Still, I had hope for senior year. We’d have events and senior bars that would bring the class together. The Senior Class Committee is a college-sponsored group, I thought, so there was no way a function wouldn’t be accessible. Ah, to be young and naïve.

Senior Bar at Queenshead: yup, good, crowded, but fully accessible.

Senior Bar at Tasty Burger: Arrive, go to lift, lift is broken. Manager proceeds to get stuck inside the lift in her efforts to fix it. SCC assures me, “We had it checked! It was working fine!” Manager is freed. More efforts to fix the lift are failing. I feel angry and embarrassed at the circus this is causing, and I leave. After many expletives on my end, my friends assure me it was just an ironic and crappy coincidence, and tell me to give the SCC the benefit of the doubt, because after that debacle they will definitely be aware of accessibility when choosing Senior Bar venues.

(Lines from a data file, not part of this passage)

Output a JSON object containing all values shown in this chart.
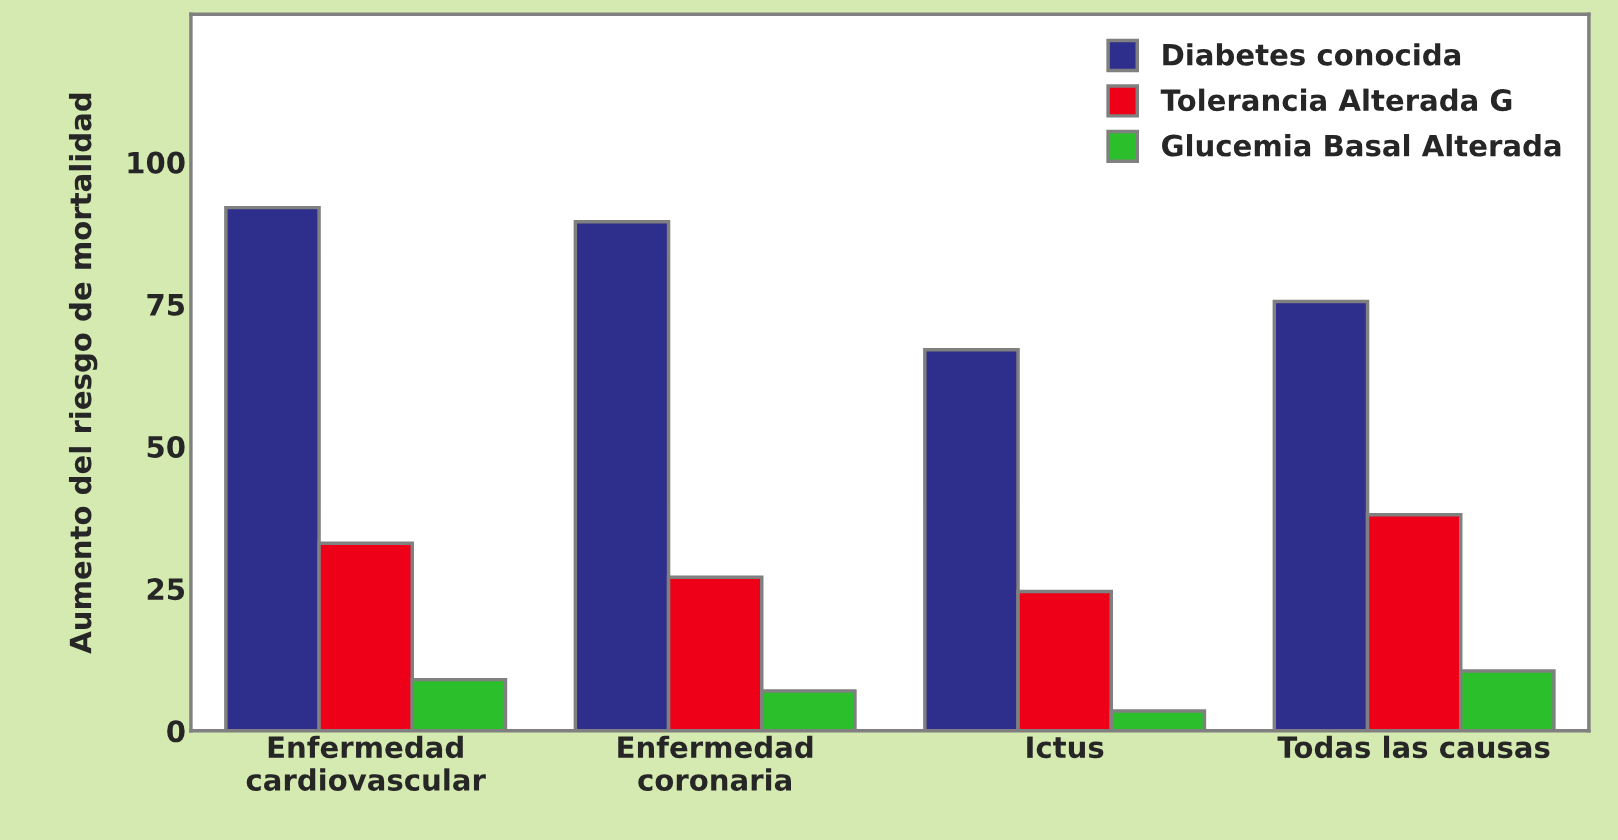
{
  "chart_data": {
    "type": "bar",
    "ylabel": "Aumento del riesgo de mortalidad",
    "categories": [
      "Enfermedad\ncardiovascular",
      "Enfermedad\ncoronaria",
      "Ictus",
      "Todas las causas"
    ],
    "series": [
      {
        "name": "Diabetes conocida",
        "color": "#2e2e8c",
        "values": [
          92,
          89.5,
          67,
          75.5
        ]
      },
      {
        "name": "Tolerancia Alterada G",
        "color": "#ee0018",
        "values": [
          33,
          27,
          24.5,
          38
        ]
      },
      {
        "name": "Glucemia Basal Alterada",
        "color": "#2cbf2c",
        "values": [
          9,
          7,
          3.5,
          10.5
        ]
      }
    ],
    "ylim": [
      0,
      126
    ],
    "yticks": [
      0,
      25,
      50,
      75,
      100
    ],
    "grid": false,
    "legend": "top right"
  }
}
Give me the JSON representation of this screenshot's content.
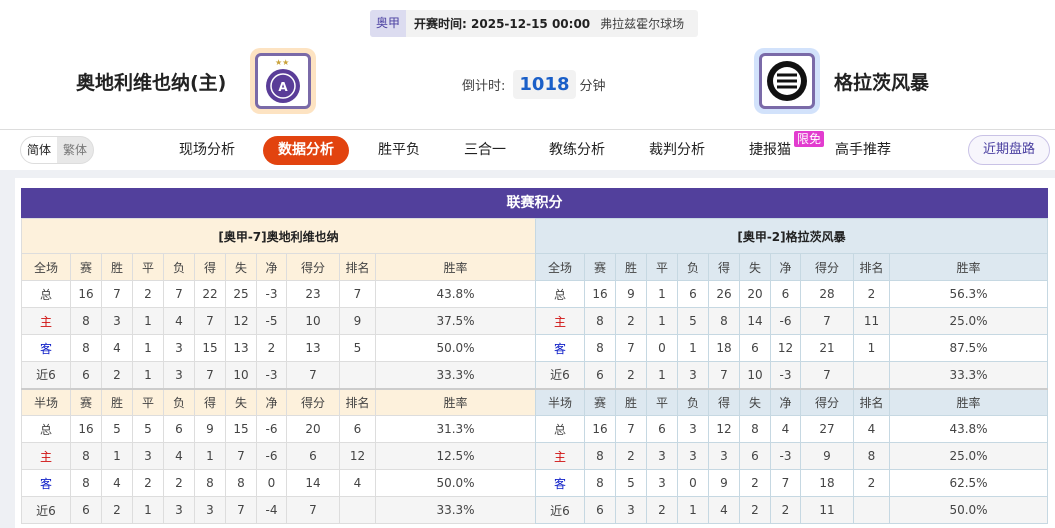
{
  "match": {
    "league": "奥甲",
    "time_label": "开赛时间:",
    "time": "2025-12-15 00:00",
    "venue": "弗拉兹霍尔球场"
  },
  "home": {
    "name": "奥地利维也纳(主)",
    "logo": "austria-wien-crest"
  },
  "away": {
    "name": "格拉茨风暴",
    "logo": "sturm-graz-crest"
  },
  "countdown": {
    "label": "倒计时:",
    "value": "1018",
    "unit": "分钟"
  },
  "lang": {
    "simplified": "简体",
    "traditional": "繁体"
  },
  "nav": {
    "tabs": [
      "现场分析",
      "数据分析",
      "胜平负",
      "三合一",
      "教练分析",
      "裁判分析",
      "捷报猫",
      "高手推荐"
    ],
    "active": "数据分析",
    "badge": "限免",
    "recent": "近期盘路"
  },
  "colors": {
    "accent": "#e2430f",
    "title_bar": "#52409c",
    "home_header": "#fdf1dc",
    "away_header": "#dde8f0"
  },
  "standings": {
    "title": "联赛积分",
    "columns_full": [
      "全场",
      "赛",
      "胜",
      "平",
      "负",
      "得",
      "失",
      "净",
      "得分",
      "排名",
      "胜率"
    ],
    "columns_half": [
      "半场",
      "赛",
      "胜",
      "平",
      "负",
      "得",
      "失",
      "净",
      "得分",
      "排名",
      "胜率"
    ],
    "home": {
      "header": "[奥甲-7]奥地利维也纳",
      "full": [
        [
          "总",
          "16",
          "7",
          "2",
          "7",
          "22",
          "25",
          "-3",
          "23",
          "7",
          "43.8%"
        ],
        [
          "主",
          "8",
          "3",
          "1",
          "4",
          "7",
          "12",
          "-5",
          "10",
          "9",
          "37.5%"
        ],
        [
          "客",
          "8",
          "4",
          "1",
          "3",
          "15",
          "13",
          "2",
          "13",
          "5",
          "50.0%"
        ],
        [
          "近6",
          "6",
          "2",
          "1",
          "3",
          "7",
          "10",
          "-3",
          "7",
          "",
          "33.3%"
        ]
      ],
      "half": [
        [
          "总",
          "16",
          "5",
          "5",
          "6",
          "9",
          "15",
          "-6",
          "20",
          "6",
          "31.3%"
        ],
        [
          "主",
          "8",
          "1",
          "3",
          "4",
          "1",
          "7",
          "-6",
          "6",
          "12",
          "12.5%"
        ],
        [
          "客",
          "8",
          "4",
          "2",
          "2",
          "8",
          "8",
          "0",
          "14",
          "4",
          "50.0%"
        ],
        [
          "近6",
          "6",
          "2",
          "1",
          "3",
          "3",
          "7",
          "-4",
          "7",
          "",
          "33.3%"
        ]
      ]
    },
    "away": {
      "header": "[奥甲-2]格拉茨风暴",
      "full": [
        [
          "总",
          "16",
          "9",
          "1",
          "6",
          "26",
          "20",
          "6",
          "28",
          "2",
          "56.3%"
        ],
        [
          "主",
          "8",
          "2",
          "1",
          "5",
          "8",
          "14",
          "-6",
          "7",
          "11",
          "25.0%"
        ],
        [
          "客",
          "8",
          "7",
          "0",
          "1",
          "18",
          "6",
          "12",
          "21",
          "1",
          "87.5%"
        ],
        [
          "近6",
          "6",
          "2",
          "1",
          "3",
          "7",
          "10",
          "-3",
          "7",
          "",
          "33.3%"
        ]
      ],
      "half": [
        [
          "总",
          "16",
          "7",
          "6",
          "3",
          "12",
          "8",
          "4",
          "27",
          "4",
          "43.8%"
        ],
        [
          "主",
          "8",
          "2",
          "3",
          "3",
          "3",
          "6",
          "-3",
          "9",
          "8",
          "25.0%"
        ],
        [
          "客",
          "8",
          "5",
          "3",
          "0",
          "9",
          "2",
          "7",
          "18",
          "2",
          "62.5%"
        ],
        [
          "近6",
          "6",
          "3",
          "2",
          "1",
          "4",
          "2",
          "2",
          "11",
          "",
          "50.0%"
        ]
      ]
    }
  }
}
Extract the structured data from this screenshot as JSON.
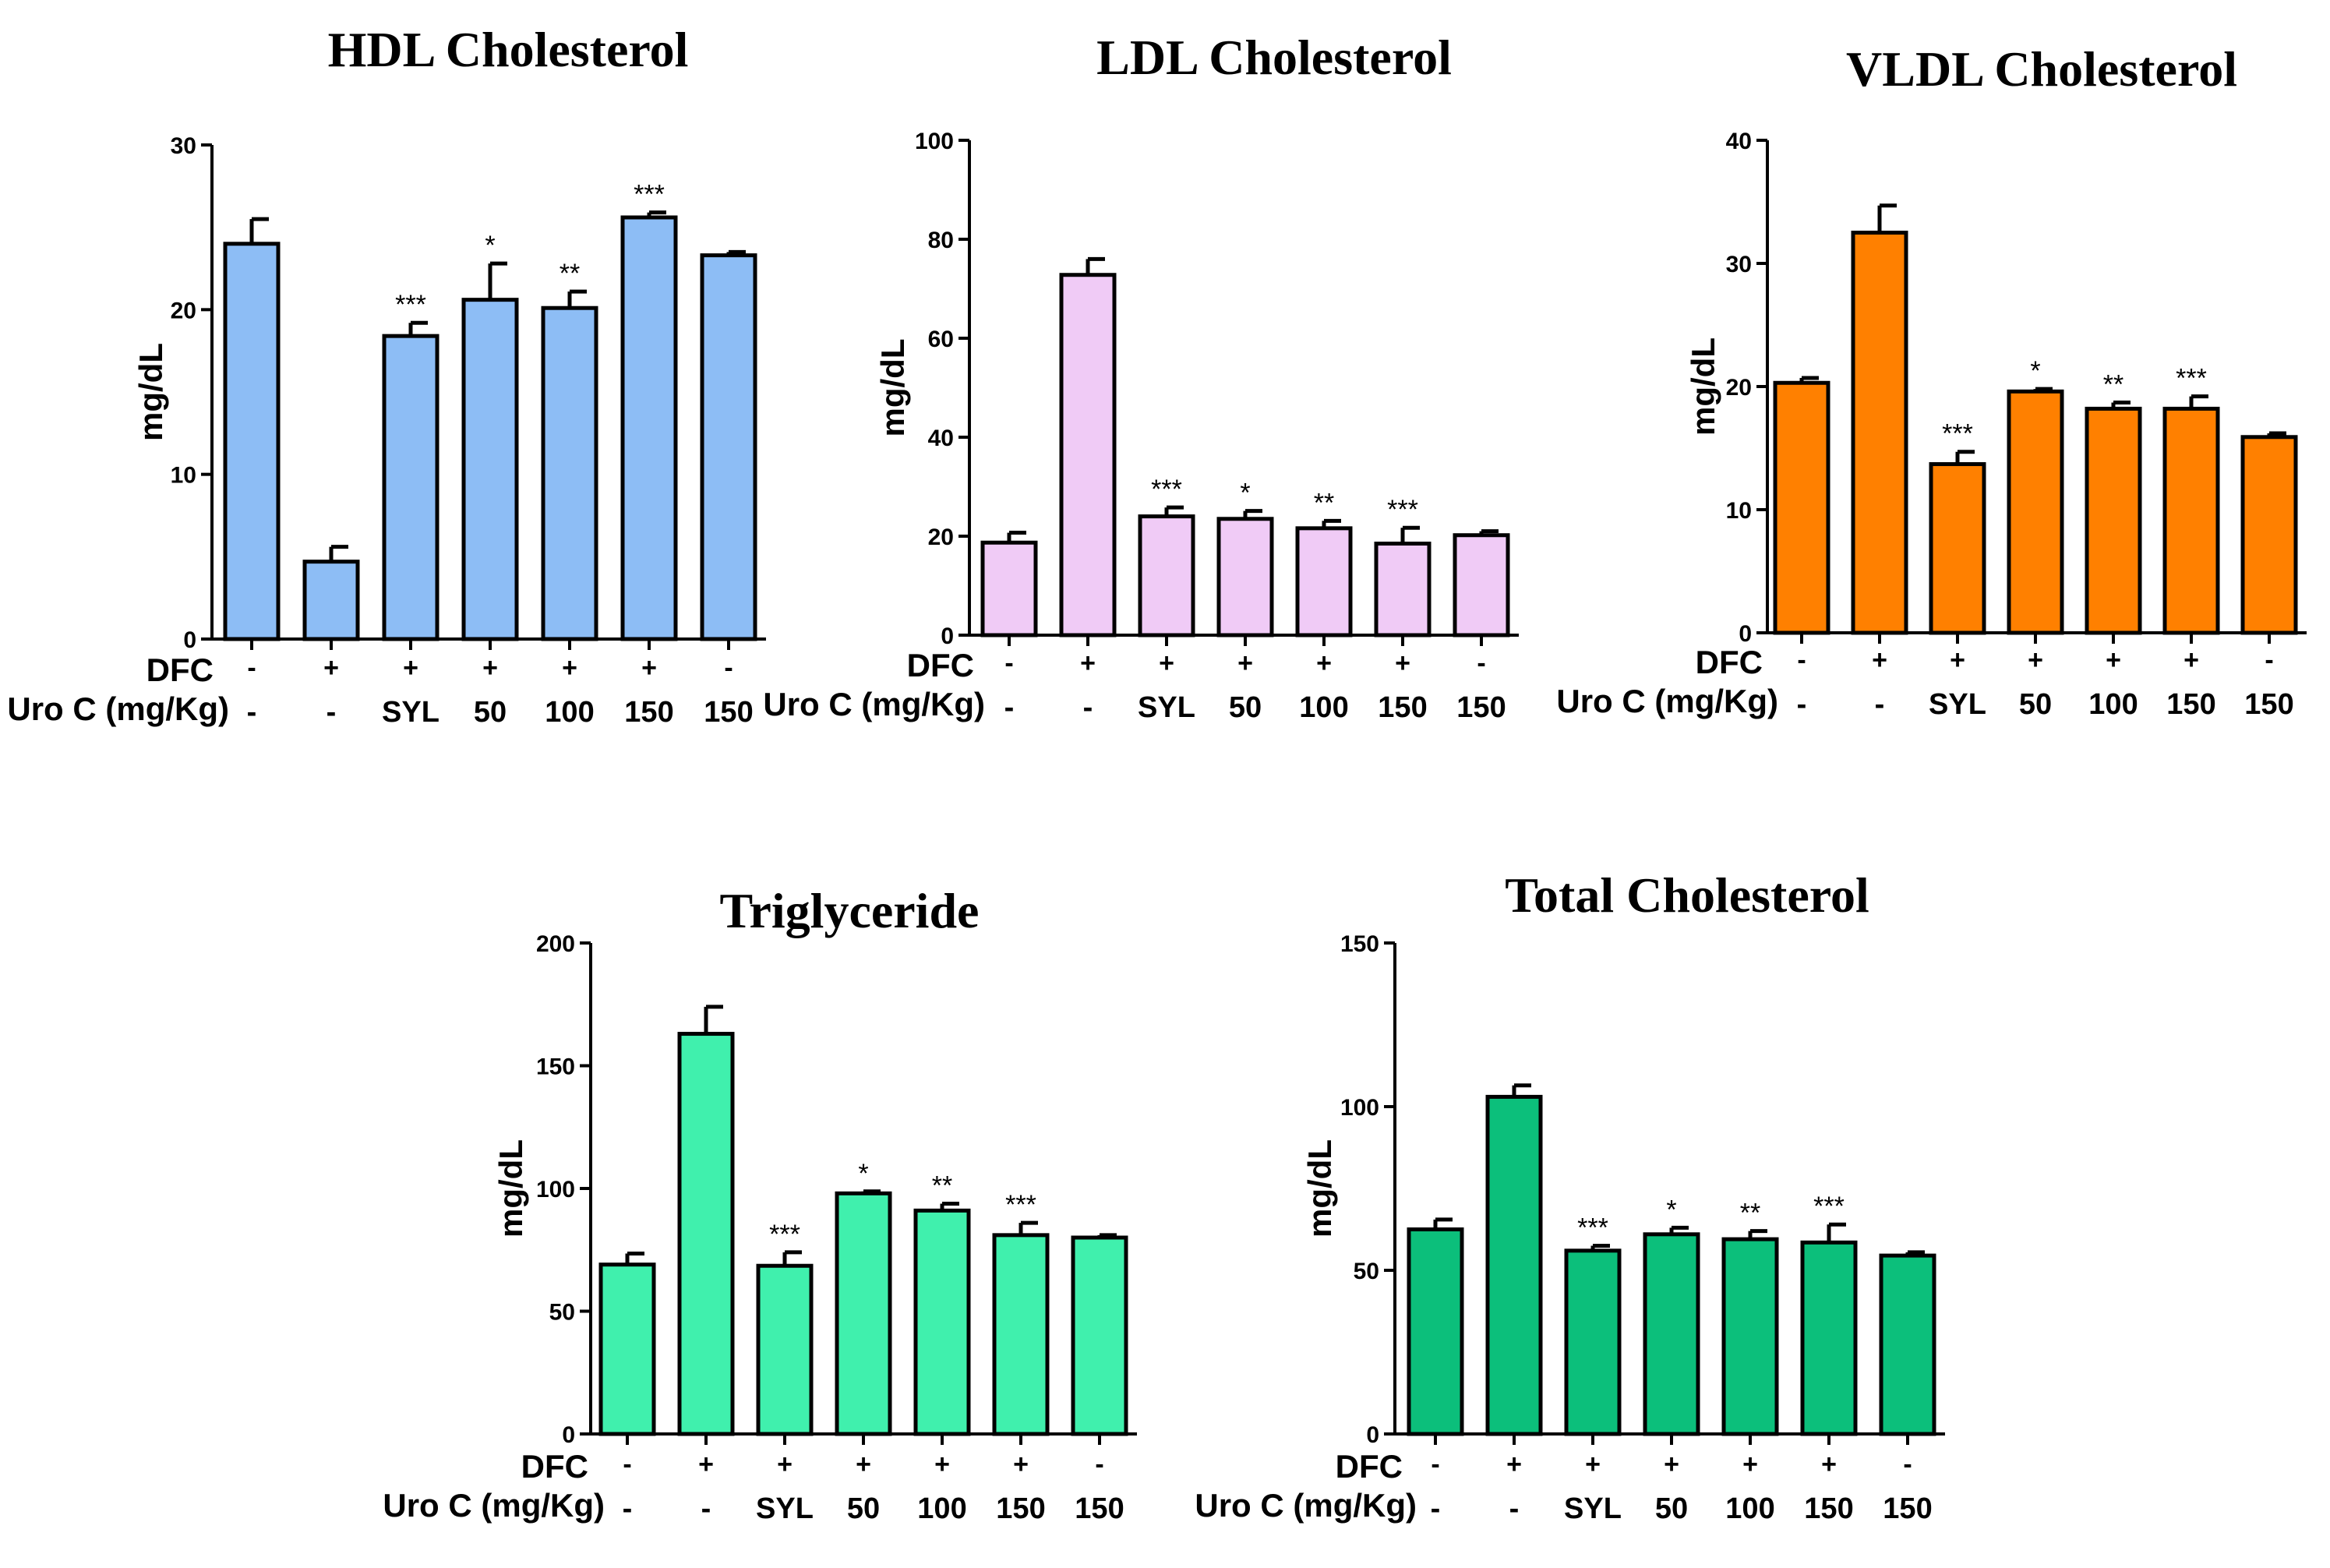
{
  "figure": {
    "row_labels": {
      "dfc": "DFC",
      "uro": "Uro C (mg/Kg)"
    },
    "dfc_values": [
      "-",
      "+",
      "+",
      "+",
      "+",
      "+",
      "-"
    ],
    "uro_values": [
      "-",
      "-",
      "SYL",
      "50",
      "100",
      "150",
      "150"
    ]
  },
  "chart_data": [
    {
      "type": "bar",
      "title": "HDL Cholesterol",
      "ylabel": "mg/dL",
      "xlabel": "",
      "ylim": [
        0,
        30
      ],
      "yticks": [
        0,
        10,
        20,
        30
      ],
      "categories": [
        "-/-",
        "+/-",
        "+/SYL",
        "+/50",
        "+/100",
        "+/150",
        "-/150"
      ],
      "values": [
        24.0,
        4.7,
        18.4,
        20.6,
        20.1,
        25.6,
        23.3
      ],
      "errors": [
        1.5,
        0.9,
        0.8,
        2.2,
        1.0,
        0.3,
        0.2
      ],
      "significance": [
        "",
        "",
        "***",
        "*",
        "**",
        "***",
        ""
      ],
      "color": "#8dbdf5"
    },
    {
      "type": "bar",
      "title": "LDL Cholesterol",
      "ylabel": "mg/dL",
      "xlabel": "",
      "ylim": [
        0,
        100
      ],
      "yticks": [
        0,
        20,
        40,
        60,
        80,
        100
      ],
      "categories": [
        "-/-",
        "+/-",
        "+/SYL",
        "+/50",
        "+/100",
        "+/150",
        "-/150"
      ],
      "values": [
        18.7,
        72.8,
        24.0,
        23.5,
        21.6,
        18.5,
        20.2
      ],
      "errors": [
        2.0,
        3.2,
        1.8,
        1.6,
        1.5,
        3.2,
        0.8
      ],
      "significance": [
        "",
        "",
        "***",
        "*",
        "**",
        "***",
        ""
      ],
      "color": "#f0cbf6"
    },
    {
      "type": "bar",
      "title": "VLDL Cholesterol",
      "ylabel": "mg/dL",
      "xlabel": "",
      "ylim": [
        0,
        40
      ],
      "yticks": [
        0,
        10,
        20,
        30,
        40
      ],
      "categories": [
        "-/-",
        "+/-",
        "+/SYL",
        "+/50",
        "+/100",
        "+/150",
        "-/150"
      ],
      "values": [
        20.3,
        32.5,
        13.7,
        19.6,
        18.2,
        18.2,
        15.9
      ],
      "errors": [
        0.4,
        2.2,
        1.0,
        0.2,
        0.5,
        1.0,
        0.3
      ],
      "significance": [
        "",
        "",
        "***",
        "*",
        "**",
        "***",
        ""
      ],
      "color": "#ff8000"
    },
    {
      "type": "bar",
      "title": "Triglyceride",
      "ylabel": "mg/dL",
      "xlabel": "",
      "ylim": [
        0,
        200
      ],
      "yticks": [
        0,
        50,
        100,
        150,
        200
      ],
      "categories": [
        "-/-",
        "+/-",
        "+/SYL",
        "+/50",
        "+/100",
        "+/150",
        "-/150"
      ],
      "values": [
        69,
        163,
        68.5,
        98,
        91,
        81,
        80
      ],
      "errors": [
        4.5,
        11,
        5.5,
        0.8,
        2.8,
        5.0,
        1.0
      ],
      "significance": [
        "",
        "",
        "***",
        "*",
        "**",
        "***",
        ""
      ],
      "color": "#40f0ad"
    },
    {
      "type": "bar",
      "title": "Total Cholesterol",
      "ylabel": "mg/dL",
      "xlabel": "",
      "ylim": [
        0,
        150
      ],
      "yticks": [
        0,
        50,
        100,
        150
      ],
      "categories": [
        "-/-",
        "+/-",
        "+/SYL",
        "+/50",
        "+/100",
        "+/150",
        "-/150"
      ],
      "values": [
        62.5,
        103,
        56,
        61,
        59.5,
        58.5,
        54.5
      ],
      "errors": [
        3.0,
        3.5,
        1.5,
        2.0,
        2.5,
        5.5,
        1.0
      ],
      "significance": [
        "",
        "",
        "***",
        "*",
        "**",
        "***",
        ""
      ],
      "color": "#0cbf7b"
    }
  ]
}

Senior Bar at Uno's was announced this week. Knowing Uno’s bar is downstairs with no elevator access, I sat for a solid two minutes in confusion upon seeing the news. Did the SCC not bother to remember accessibility, or at this point do they just not care? Posts on the Facebook event reveal that part of the first floor restaurant space has been reserved to make “accommodations.” To me, this translates as, “Well, the real action and atmosphere is downstairs, pretty much everyone will gravitate down there, but we’re just gonna stuff you, your friends, and our other disabled classmates up here next to a family of four trying to enjoy their Chicago-style deep dish. Smile! We’re accommodating you!”

To some, this may seem a touch melodramatic. For me, after four years of navigating the restricted Harvard social climate, further limited by physical boundaries, I’m over it. Yeah, I chose Harvard, but when it comes to college-sponsored class events, I won’t accept excuses for anything that isn’t fully accessible.

Senior Class Committee: If you are using a venue in which all or much of the main space is accessible by stairs only, it isn’t accessible. If lifts or elevators are broken, it isn’t accessible. I have passed on a list of fully accessible venues in the square to the committee. For now, I’ll sit over here patiently awaiting the announcement of the next senior bar, sipping my tea.

Chanel E. Washington ’15 is a government concentrator in Quincy House.